I've been to three funerals this year. Sadly, only one was for a man who was buried by his wife, children, grand-children, and great grand-children, a man who had lived a long life; who had seen generations of his family grow and marry, had seen more generations born. Another was for a man who was killed by a train, who left behind his beautiful girlfriend and their amazing daughter, just days before his little girl's third birthday. Another for an old friend who was a first responder to the explosion in West, Texas. At 33, he left behind a beautiful wife and handsome three-month old son.
Next week I will go to the funeral for my uncle, who at the age of 45 succumbed to a virulent cancer.
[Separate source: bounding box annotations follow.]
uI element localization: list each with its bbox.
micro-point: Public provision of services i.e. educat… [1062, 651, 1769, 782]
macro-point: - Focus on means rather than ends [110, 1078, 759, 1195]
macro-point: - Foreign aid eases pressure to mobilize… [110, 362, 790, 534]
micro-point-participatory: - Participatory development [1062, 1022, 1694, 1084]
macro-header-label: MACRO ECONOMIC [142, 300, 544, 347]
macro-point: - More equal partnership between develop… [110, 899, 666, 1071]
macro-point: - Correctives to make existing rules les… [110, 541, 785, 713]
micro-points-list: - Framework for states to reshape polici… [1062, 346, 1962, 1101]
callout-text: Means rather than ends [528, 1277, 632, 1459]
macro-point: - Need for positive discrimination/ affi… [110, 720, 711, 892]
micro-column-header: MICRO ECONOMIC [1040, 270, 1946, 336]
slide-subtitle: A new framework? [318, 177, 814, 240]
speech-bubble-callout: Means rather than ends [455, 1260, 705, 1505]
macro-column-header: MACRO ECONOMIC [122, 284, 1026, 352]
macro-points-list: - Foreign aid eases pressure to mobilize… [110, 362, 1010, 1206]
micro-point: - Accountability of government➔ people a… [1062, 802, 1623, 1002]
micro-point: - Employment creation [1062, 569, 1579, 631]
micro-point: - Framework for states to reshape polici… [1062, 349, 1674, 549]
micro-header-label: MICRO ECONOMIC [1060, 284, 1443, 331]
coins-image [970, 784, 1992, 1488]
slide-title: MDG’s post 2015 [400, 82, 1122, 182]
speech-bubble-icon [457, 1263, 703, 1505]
My whole body feels cold, my chest is heavy and I find that I need to remind myself several times a day that my uncle has died. His energy, passion for life, amazing sense of humor, and youthfulness makes it impossible to believe that he is gone. While it aches to know that he is no longer here, my heart recognizes that his illness was such that his peace was not to be found on this earth. I remind myself that even in his last moments, he smiled when I told him that I loved him, he squeezed my hand, and when he breathed his last he was not alone. My cousin, Katelyn and I were holding his hands and his sister (Katelyn's mom, my aunt) Susan had her hand on his head. He was supported, surrounded by love, and cherished, and most importantly, he was not alone. That night, felt so palpably in the room was the powerful sensation of his mother, our grandmother, as she waited to take her beloved son to Heaven. It was easy to let him go, knowing that she was there waiting for him.
In my life I have lost many friends, family members, and acquaintances. Tragically, unexpectedly, or due to terrible disease and I'd like to share with you what I feel I have learned. .I've learned not to fear looking silly, to be afraid of having my heart broken, of living loudly, and brightly. I've done things that I can cringe over, been rejected, but I know that when I go to sleep at night, there are no what-ifs or should haves. I know that I have lived and that I lived bravely. Because you never, never know. Not when you'll go, when the people you love will be gone, or when we will all go together.
Live for today, for tomorrow is not promised - but a dream, a hope, a wish. This moment, right now, this second, is all we are promised and it is a fleeting promise at that.
Rest in peace sweet Peter, Eric, Kevin and Grandpa Rudnick. We'll miss you, we love you, and we promise to treat with gratitude every second that we have.